Они рассказали о деле, заставившем их обратиться к нему за помощью. В Пэрис-Гарден в то время служил мировой судья, некий Уильям Гардинер, который всей округе был известен как взяточник и вымогатель. Его пасынок — Уильям Уайет, помогал отчиму в делах неправедных, чем и расположил к себе последнего. Два крючкотвора — старый и молодой — вот уже несколько месяцев грозили закрыть театр, намекая на неприличия, якобы творящиеся в нем, но на самом деле откровенно ожидая взятки. Последней каплей стала угроза Уайета закрыть не только театр, но и бордель, также принадлежавший Лэнгли.
— Возмутительно, — согласился Уилл, выслушав их жалобы. — Ни в какие ворота! Лишать самого насущного! Я считаю, это преступление!
— Ты что, смеешься? — обиделась Дороти.
— Сердечко мое, не будь я так серьезен, я ни за что не ввязался бы в это дело. Но, поскольку здесь задета репутация достойнейшего в Лондоне дома, я не могу оставаться в бездействии.
— Я не понимаю, это ты нас называешь достойнейшим домом?
— Разумеется, если вы считаете меня достойным защитником в деле Гардинер-Уайет против милашки Дороти.
Решено было действовать без промедлений. Уильям выбрался из домашнего халата, подаренного ему очередной симпатией, муж которой ходил за моря и привозил с Востока диковинные товары, и впятером они отправились к Уайету.
Через неделю Уиллу пришлось раскошелиться.
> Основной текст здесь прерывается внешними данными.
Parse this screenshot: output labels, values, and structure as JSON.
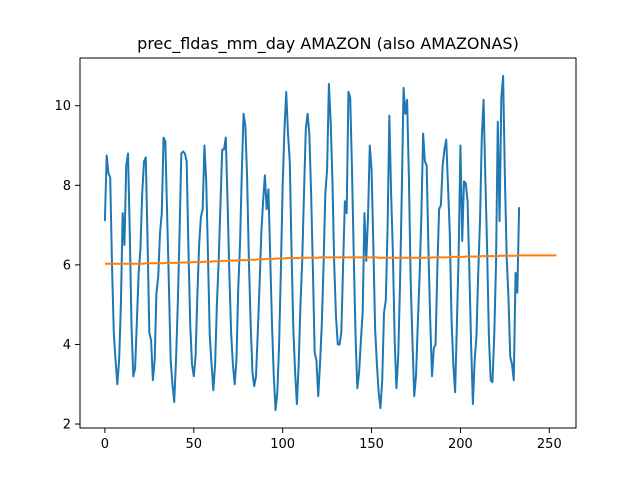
{
  "chart_data": {
    "type": "line",
    "title": "prec_fldas_mm_day AMAZON (also AMAZONAS)",
    "xlabel": "",
    "ylabel": "",
    "xlim": [
      -14,
      265
    ],
    "ylim": [
      1.9,
      11.2
    ],
    "x_ticks": [
      0,
      50,
      100,
      150,
      200,
      250
    ],
    "y_ticks": [
      2,
      4,
      6,
      8,
      10
    ],
    "grid": false,
    "legend": "none",
    "series": [
      {
        "color": "#1f77b4",
        "values": [
          7.1,
          8.75,
          8.3,
          8.2,
          6.0,
          4.3,
          3.6,
          3.0,
          3.6,
          5.0,
          7.3,
          6.5,
          8.5,
          8.8,
          6.8,
          4.4,
          3.2,
          3.4,
          4.6,
          5.8,
          6.4,
          7.8,
          8.6,
          8.7,
          6.6,
          4.3,
          4.1,
          3.1,
          3.6,
          5.3,
          5.7,
          6.8,
          7.3,
          9.2,
          9.1,
          7.3,
          5.5,
          3.6,
          3.0,
          2.55,
          3.6,
          5.0,
          6.8,
          8.8,
          8.85,
          8.8,
          8.6,
          6.4,
          4.5,
          3.5,
          3.2,
          3.7,
          5.2,
          6.5,
          7.2,
          7.4,
          9.0,
          8.1,
          6.2,
          4.2,
          3.5,
          2.85,
          3.5,
          5.0,
          6.1,
          7.5,
          8.9,
          8.9,
          9.2,
          7.6,
          5.8,
          4.3,
          3.5,
          3.0,
          3.6,
          5.4,
          6.5,
          8.3,
          9.8,
          9.5,
          8.2,
          6.1,
          4.5,
          3.3,
          2.95,
          3.2,
          4.3,
          5.5,
          6.8,
          7.6,
          8.25,
          7.4,
          7.9,
          6.2,
          4.5,
          3.2,
          2.35,
          2.8,
          4.0,
          5.9,
          8.0,
          9.4,
          10.35,
          9.3,
          8.6,
          6.3,
          4.4,
          3.3,
          2.5,
          3.5,
          5.0,
          6.1,
          7.8,
          9.4,
          9.8,
          9.3,
          7.8,
          5.9,
          3.8,
          3.6,
          2.7,
          3.5,
          4.5,
          6.0,
          7.8,
          8.4,
          10.55,
          9.6,
          8.1,
          6.0,
          4.7,
          4.0,
          4.0,
          4.3,
          6.0,
          7.6,
          7.3,
          10.35,
          10.2,
          8.4,
          6.2,
          4.2,
          2.9,
          3.3,
          4.1,
          4.8,
          7.3,
          6.1,
          7.2,
          9.0,
          8.4,
          6.5,
          4.4,
          3.5,
          2.8,
          2.4,
          3.1,
          4.8,
          5.1,
          6.9,
          9.75,
          7.8,
          6.3,
          4.1,
          2.9,
          3.7,
          5.5,
          7.8,
          10.45,
          9.8,
          10.15,
          8.2,
          5.6,
          4.1,
          2.7,
          3.2,
          4.5,
          5.7,
          7.2,
          9.3,
          8.6,
          8.5,
          6.4,
          4.6,
          3.2,
          3.9,
          4.0,
          5.9,
          7.4,
          7.5,
          8.5,
          8.9,
          9.15,
          8.0,
          6.8,
          4.6,
          3.5,
          2.8,
          4.5,
          6.3,
          9.0,
          6.6,
          8.1,
          8.05,
          7.6,
          5.9,
          4.0,
          2.5,
          3.6,
          4.2,
          5.8,
          7.1,
          9.2,
          10.15,
          8.2,
          6.4,
          4.2,
          3.1,
          3.05,
          4.2,
          6.0,
          9.6,
          7.1,
          10.2,
          10.75,
          8.2,
          6.2,
          5.2,
          3.7,
          3.5,
          3.1,
          5.8,
          5.3,
          7.45
        ]
      },
      {
        "color": "#ff7f0e",
        "values": [
          6.03,
          6.03,
          6.03,
          6.03,
          6.03,
          6.03,
          6.03,
          6.03,
          6.03,
          6.03,
          6.03,
          6.03,
          6.03,
          6.03,
          6.03,
          6.03,
          6.03,
          6.03,
          6.03,
          6.03,
          6.03,
          6.03,
          6.03,
          6.04,
          6.04,
          6.04,
          6.04,
          6.04,
          6.04,
          6.04,
          6.04,
          6.04,
          6.04,
          6.04,
          6.05,
          6.05,
          6.05,
          6.05,
          6.05,
          6.05,
          6.05,
          6.05,
          6.06,
          6.06,
          6.06,
          6.06,
          6.06,
          6.06,
          6.06,
          6.07,
          6.07,
          6.07,
          6.07,
          6.07,
          6.07,
          6.08,
          6.08,
          6.08,
          6.08,
          6.08,
          6.08,
          6.09,
          6.09,
          6.09,
          6.09,
          6.09,
          6.1,
          6.1,
          6.1,
          6.1,
          6.1,
          6.11,
          6.11,
          6.11,
          6.11,
          6.11,
          6.12,
          6.12,
          6.12,
          6.12,
          6.12,
          6.13,
          6.13,
          6.13,
          6.13,
          6.13,
          6.14,
          6.14,
          6.14,
          6.14,
          6.14,
          6.15,
          6.15,
          6.15,
          6.15,
          6.15,
          6.16,
          6.16,
          6.16,
          6.16,
          6.16,
          6.16,
          6.17,
          6.17,
          6.17,
          6.17,
          6.17,
          6.17,
          6.17,
          6.17,
          6.18,
          6.18,
          6.18,
          6.18,
          6.18,
          6.18,
          6.18,
          6.18,
          6.18,
          6.18,
          6.18,
          6.19,
          6.19,
          6.19,
          6.19,
          6.19,
          6.19,
          6.19,
          6.19,
          6.19,
          6.19,
          6.19,
          6.19,
          6.19,
          6.19,
          6.19,
          6.19,
          6.19,
          6.19,
          6.19,
          6.19,
          6.19,
          6.19,
          6.19,
          6.19,
          6.19,
          6.19,
          6.19,
          6.19,
          6.19,
          6.19,
          6.19,
          6.19,
          6.19,
          6.18,
          6.18,
          6.18,
          6.18,
          6.18,
          6.18,
          6.18,
          6.18,
          6.18,
          6.18,
          6.18,
          6.18,
          6.18,
          6.18,
          6.18,
          6.18,
          6.18,
          6.18,
          6.18,
          6.18,
          6.18,
          6.18,
          6.18,
          6.18,
          6.18,
          6.18,
          6.18,
          6.18,
          6.18,
          6.18,
          6.19,
          6.19,
          6.19,
          6.19,
          6.19,
          6.19,
          6.19,
          6.19,
          6.19,
          6.19,
          6.2,
          6.2,
          6.2,
          6.2,
          6.2,
          6.2,
          6.2,
          6.2,
          6.2,
          6.21,
          6.21,
          6.21,
          6.21,
          6.21,
          6.21,
          6.21,
          6.21,
          6.21,
          6.22,
          6.22,
          6.22,
          6.22,
          6.22,
          6.22,
          6.22,
          6.22,
          6.22,
          6.22,
          6.23,
          6.23,
          6.23,
          6.23,
          6.23,
          6.23,
          6.23,
          6.23,
          6.23,
          6.23,
          6.23,
          6.24,
          6.24,
          6.24,
          6.24,
          6.24,
          6.24,
          6.24,
          6.24,
          6.24,
          6.24,
          6.24,
          6.24,
          6.24,
          6.24,
          6.24,
          6.24,
          6.24,
          6.24,
          6.24,
          6.24,
          6.24,
          6.24
        ]
      }
    ]
  }
}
В судебном иске, поданном на них, Уайет утверждал, что он, две женщины и прочие упомянутые лица грозили ему в письменной жалобе членовредительством и что он, Уайет, опасается за свою жизнь.
— Вот паскудник! — Уилл больше веселился, чем злился.
Его настроение явно менялось к лучшему, и у Виолы впервые за долгое время отлегло от сердца.
В октябре Уилл чувствовал себя уже гораздо лучше и однажды сказал сестре, что им пора переехать.
— Переехать? Но мы совсем недавно здесь живем. Что это ты вдруг решил? — спросила она.
— Здесь тяжко теперь. Дух боли. Дух потери. Нужно поискать другой дом.